Unutmayalım ki, parlamenter sistemden başkanlık sistemine geçen hiçbir ülkede piyasa ekonomisi rahatlamadı. Bu değişiklikler her yetkiyi bir kişiye vereceği için tam güvensizliği ve kişiye bağlılığı ortaya çıkacaktır. Bu sistem değişikliğini yapan ülkeler, dünyanın en fakir ülkeleridir. Bu ülkelerden Burundi, Gana, Afganistan, Nijerya, Sudan, Zimbabwe’de gelir dağılımı iyice bozuldu, zenginle fakir arasındaki makas açıldı.
Başkanlık sistemine geçen ülkelerde otoriterleşme arttıkça, lidere yakın çevreler piyasaya hakim oldu, kayırmacılık arttı ve yatırımcılar ülkeden çıkış yaptı. Mali, Mozambik, Gine, Çad, Orta Afrika Cumhuriyeti gibi başkanlığa geçmiş ülkelerde kişi başına gelir 320 Dolarla 700 Dolar arasında gezinirken, biz neden hiç yoktan yere geriye gidelim? Buna niçin sebep olalım?

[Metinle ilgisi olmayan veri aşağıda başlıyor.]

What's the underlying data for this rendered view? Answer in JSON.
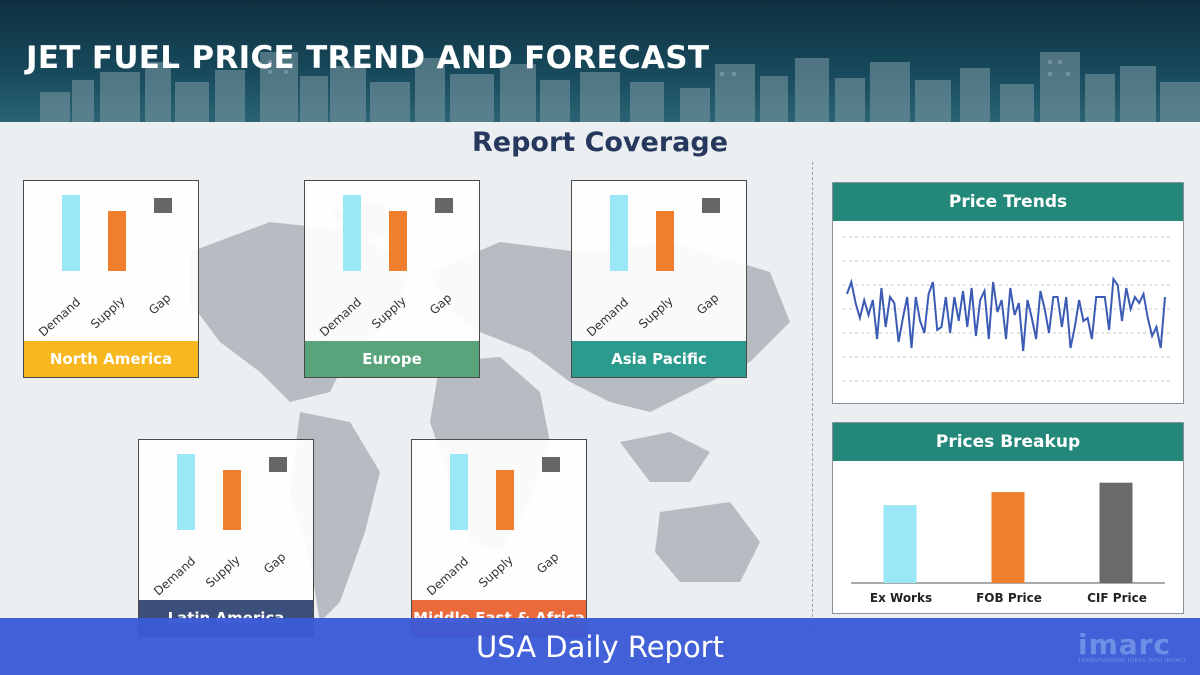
{
  "header": {
    "title": "JET FUEL PRICE TREND AND FORECAST"
  },
  "main": {
    "heading": "Report Coverage"
  },
  "regions": [
    {
      "name": "North America",
      "color": "#f7b71e",
      "labels": [
        "Demand",
        "Supply",
        "Gap"
      ]
    },
    {
      "name": "Europe",
      "color": "#5aa47c",
      "labels": [
        "Demand",
        "Supply",
        "Gap"
      ]
    },
    {
      "name": "Asia Pacific",
      "color": "#2a9b8d",
      "labels": [
        "Demand",
        "Supply",
        "Gap"
      ]
    },
    {
      "name": "Latin America",
      "color": "#3c4f7a",
      "labels": [
        "Demand",
        "Supply",
        "Gap"
      ]
    },
    {
      "name": "Middle East & Africa",
      "color": "#ea6a3a",
      "labels": [
        "Demand",
        "Supply",
        "Gap"
      ]
    }
  ],
  "price_trends": {
    "title": "Price Trends",
    "line_color": "#3b5bb5",
    "values": [
      62,
      70,
      56,
      46,
      58,
      48,
      58,
      32,
      66,
      40,
      60,
      56,
      30,
      46,
      60,
      26,
      60,
      44,
      36,
      62,
      70,
      38,
      40,
      60,
      36,
      60,
      44,
      64,
      40,
      66,
      34,
      58,
      64,
      32,
      70,
      50,
      58,
      32,
      66,
      48,
      56,
      24,
      58,
      46,
      32,
      64,
      52,
      36,
      60,
      60,
      40,
      60,
      26,
      40,
      58,
      44,
      46,
      32,
      60,
      60,
      60,
      38,
      72,
      68,
      44,
      66,
      52,
      60,
      56,
      62,
      46,
      34,
      40,
      26,
      60
    ]
  },
  "prices_breakup": {
    "title": "Prices Breakup",
    "items": [
      {
        "label": "Ex Works",
        "value": 0.66,
        "color": "#9be6f7"
      },
      {
        "label": "FOB Price",
        "value": 0.77,
        "color": "#ef7f2c"
      },
      {
        "label": "CIF Price",
        "value": 0.85,
        "color": "#6d6a6a"
      }
    ]
  },
  "footer": {
    "text": "USA Daily Report"
  },
  "logo": {
    "word": "imarc",
    "tagline": "TRANSFORMING IDEAS INTO IMPACT"
  }
}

13 EN İYİ ÜLKEDEN 12’Sİ PARLAMENTER SİSTEM
Ekonomiyi tek adama göre yöneten ülkeler insani gelişmişlikte, eğitimde, kalkınma hızında yaya kaldı ama bugün dünyanınkişi başına gelir düzeyi en yüksek ilk 13 ülkesinden 12’si parlamenter sistemle yönetilmektedir. Dünyanın en gelişmiş ülkelerinden sadece yüzde 10’u başkanlıkla yönetiliyorsa, başkanlığa geçen ülkelerin tamamında ekonomik kalkınma ve gelir dağılımı uçurumu derinleşiyorsa, geleceğimiz için şimdiden Hayır demenin tam zamanıdır. Hayır diyerek ülkemizin normalleşmesine, Cumhuriyetimize ve demokrasimize sahip çıkmış olacağız.”